To really thrive as they get older, people need to stay involved in the full range of community life. Volunteering, working, participating in civic and faith-based activities, socializing, simply taking a walk – all enhance our quality of life and contribute to physical and mental health. But outdated and uncoordinated approaches to housing, transportation and land use make it harder than it should be for people to stay actively engaged. AARP supports local policies that help people keep connected to their communities as they get older. We believe a great deal can be done to achieve this goal, and that local innovations will be a key to successful aging in the coming decades.
Land-use rules should promote a wide range of housing that is affordable and accessible, including assisted living and other options, to meet the diverse needs of families. We urge homebuilders to adopt design features, such as zero-step entries and wide doorways, that make it safer and more convenient for aging residents to live in their homes and avoid accidents. Home repair and modification programs should be available to those who need them.
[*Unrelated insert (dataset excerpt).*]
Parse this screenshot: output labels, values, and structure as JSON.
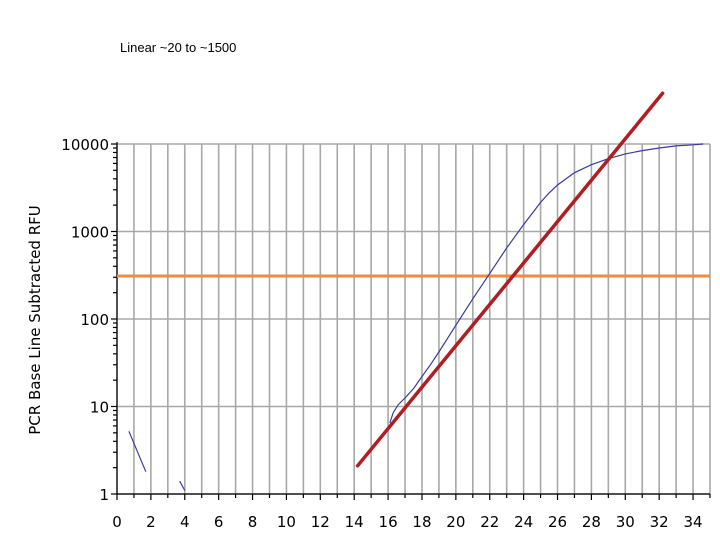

Easy, affordable transit options are crucial for those who cannot—or should not—drive themselves around. AARP supports more funding for mass transportation and paratransit services like mini-buses, so people can get where they need without having to drive. Communities also should encourage walking by maintaining safe and adequate sidewalks, crosswalks and foot paths. Streets should be designed for the safety and convenience of everyone, including drivers, walkers and bicyclists.